Наша новая квартира оказалась стара. Дом был довоенной постройки, межкомнатные стены были выполнены из дранки, потолок укреплен соломой, туалет был размером метр на метр, а входная дверь выходила во двор, являющийся проходным. Зато в каждой комнате была установлена настоящая печь, с поддувалом и заслонкой на трубе. Теперь маме только и оставалось, что сесть на стул, и заплакать. Это было выражение отчаянья и слабости женщины, которое мне пришлось наблюдать воочию, крик души вынужденного одиночества, которое я запомнил на всю жизнь.

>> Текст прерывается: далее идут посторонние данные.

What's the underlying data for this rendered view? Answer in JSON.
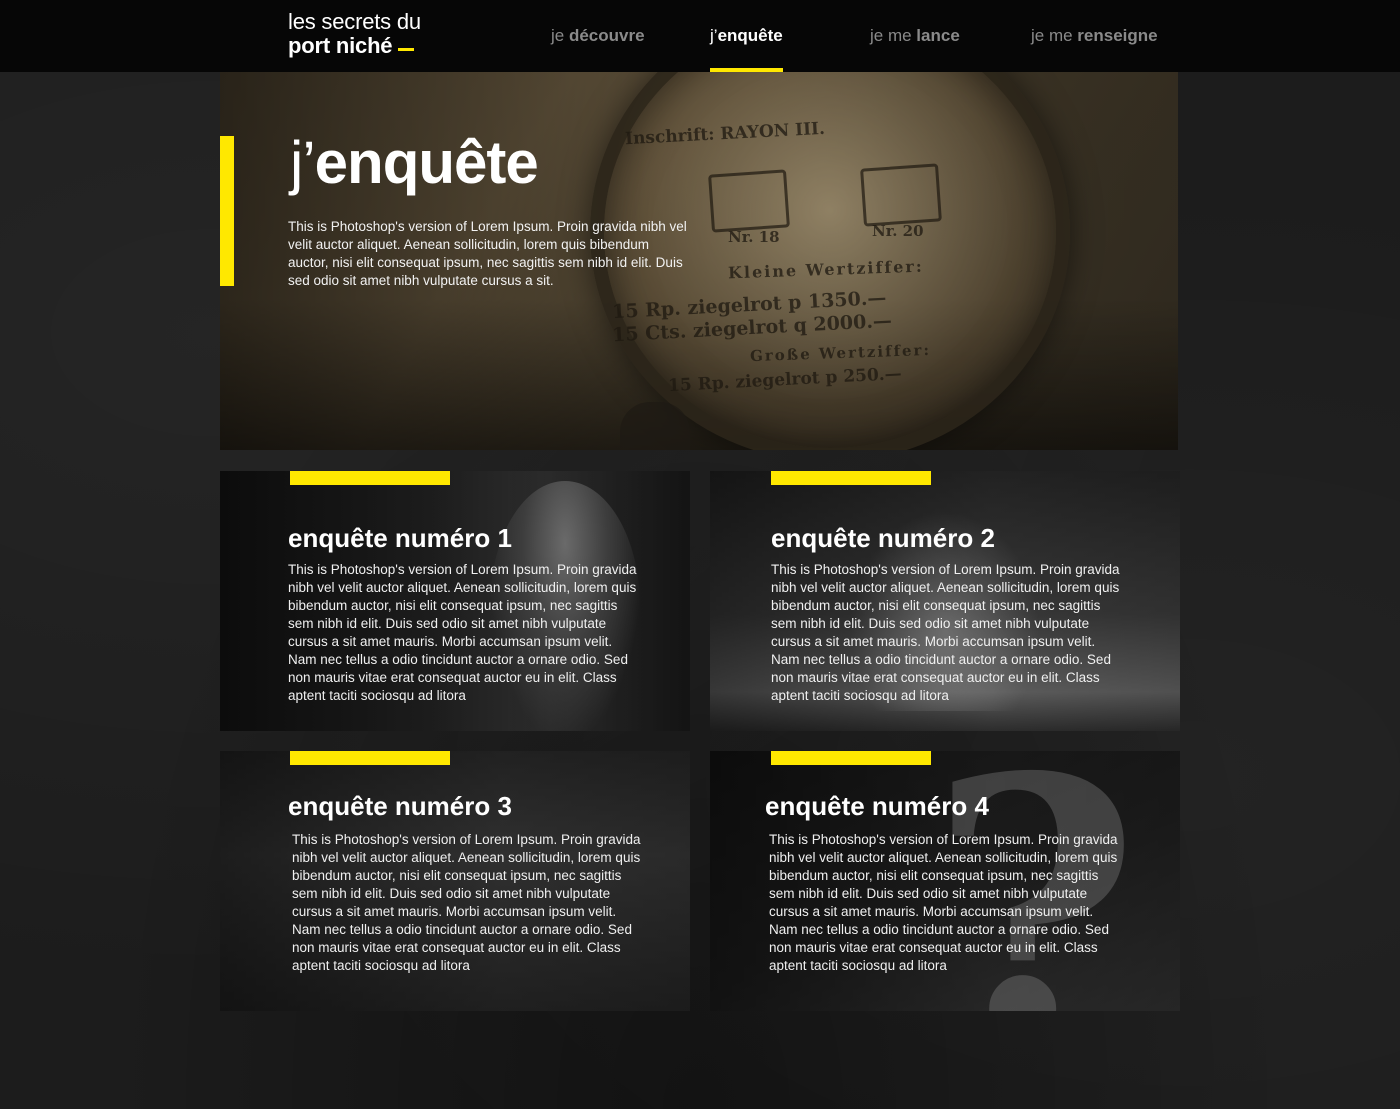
{
  "header": {
    "logo_line1": "les secrets du",
    "logo_line2": "port niché",
    "nav": [
      {
        "prefix": "je ",
        "bold": "découvre",
        "active": false
      },
      {
        "prefix": "j’",
        "bold": "enquête",
        "active": true
      },
      {
        "prefix": "je me ",
        "bold": "lance",
        "active": false
      },
      {
        "prefix": "je me ",
        "bold": "renseigne",
        "active": false
      }
    ]
  },
  "hero": {
    "title_prefix": "j’",
    "title_bold": "enquête",
    "text": "This is Photoshop's version  of Lorem Ipsum. Proin gravida nibh vel velit auctor aliquet. Aenean sollicitudin, lorem quis bibendum auctor, nisi elit consequat ipsum, nec sagittis sem nibh id elit. Duis sed odio sit amet nibh vulputate cursus a sit.",
    "image_text": {
      "line1": "Inschrift: RAYON III.",
      "stamp1_label": "Nr. 18",
      "stamp2_label": "Nr. 20",
      "line2": "Kleine Wertziffer:",
      "line3": "15 Rp. ziegelrot   p 1350.—",
      "line4": "15 Cts. ziegelrot   q 2000.—",
      "line5": "Große Wertziffer:",
      "line6": "15 Rp. ziegelrot   p 250.—"
    }
  },
  "cards": [
    {
      "title_prefix": "enquête ",
      "title_bold": "numéro 1",
      "text": "This is Photoshop's version  of Lorem Ipsum. Proin gravida nibh vel velit auctor aliquet. Aenean sollicitudin, lorem quis bibendum auctor, nisi elit consequat ipsum, nec sagittis sem nibh id elit. Duis sed odio sit amet nibh vulputate cursus a sit amet mauris. Morbi accumsan ipsum velit. Nam nec tellus a odio tincidunt auctor a ornare odio. Sed non  mauris vitae erat consequat auctor eu in elit. Class aptent taciti sociosqu ad litora"
    },
    {
      "title_prefix": "enquête ",
      "title_bold": "numéro 2",
      "text": "This is Photoshop's version  of Lorem Ipsum. Proin gravida nibh vel velit auctor aliquet. Aenean sollicitudin, lorem quis bibendum auctor, nisi elit consequat ipsum, nec sagittis sem nibh id elit. Duis sed odio sit amet nibh vulputate cursus a sit amet mauris. Morbi accumsan ipsum velit. Nam nec tellus a odio tincidunt auctor a ornare odio. Sed non  mauris vitae erat consequat auctor eu in elit. Class aptent taciti sociosqu ad litora"
    },
    {
      "title_prefix": "enquête ",
      "title_bold": "numéro 3",
      "text": "This is Photoshop's version  of Lorem Ipsum. Proin gravida nibh vel velit auctor aliquet. Aenean sollicitudin, lorem quis bibendum auctor, nisi elit consequat ipsum, nec sagittis sem nibh id elit. Duis sed odio sit amet nibh vulputate cursus a sit amet mauris. Morbi accumsan ipsum velit. Nam nec tellus a odio tincidunt auctor a ornare odio. Sed non  mauris vitae erat consequat auctor eu in elit. Class aptent taciti sociosqu ad litora"
    },
    {
      "title_prefix": "enquête ",
      "title_bold": "numéro 4",
      "text": "This is Photoshop's version  of Lorem Ipsum. Proin gravida nibh vel velit auctor aliquet. Aenean sollicitudin, lorem quis bibendum auctor, nisi elit consequat ipsum, nec sagittis sem nibh id elit. Duis sed odio sit amet nibh vulputate cursus a sit amet mauris. Morbi accumsan ipsum velit. Nam nec tellus a odio tincidunt auctor a ornare odio. Sed non  mauris vitae erat consequat auctor eu in elit. Class aptent taciti sociosqu ad litora"
    }
  ],
  "colors": {
    "accent": "#ffe800",
    "header_bg": "#060606",
    "page_bg": "#1c1c1c",
    "nav_inactive": "#8a8a8a"
  }
}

Теперь, спустя многие годы, я оглядываюсь на тот период нашей жизни, наполненный светлыми мечтами и большими хозяйственными делами, и время это кажется мне прекрасным. Город, который сначала казался, похожим на некую художественную декорацию, построенную иным народом, постепенно наполнился школьными друзьями, соседями, товарищами и подругами. А я заполнил город собой, сделав ему маленькую услугу, и прожив в нем часть своей жизни, однажды оглянулся и посмотрел назад. И там я увидел маленькие провинциальные истории, судьбы, типажи, впечатления о которых, порой, хочется рассказать.
Город
Он не был прекрасен, этот город. Скорее, он был прост и доступен, являя собой скопление домов ушедшей эпохи, доставшихся нам, по причине победы в войне. Построенные в конце девятнадцатого, начале двадцатого веков, строения, не претендовали на звание архитектурных шедевров прошлого. Пожалуй, только здание Лютеранской кирхи, возведенной в 1897 году, была, по настоящему, монументально. Церковь носила имя Святого Адальберта, и в советское время, внутри ее, располагался городской спортзал. Остальные строения делились на фундаментальные и утилитарные. Первые были более крепкими, с высокими потолками и большими окнами, в них угадывались индивидуальные архитектурные штрихи, поднимающие цену и престиж жилища. Вторые были просты в исполнении и предназначались для люда рангом пониже. Но в каждой квартире имелась высокая печь, с помощью которой производился обогрев жилища. Кроме того, в комнатах наличествовала мебель, кухонные и постельные принадлежности, на подоконниках стояли горшки с цветами. Все говорило о том, что здесь, еще совсем недавно, бурлила жизнь, но затем все стало по-другому.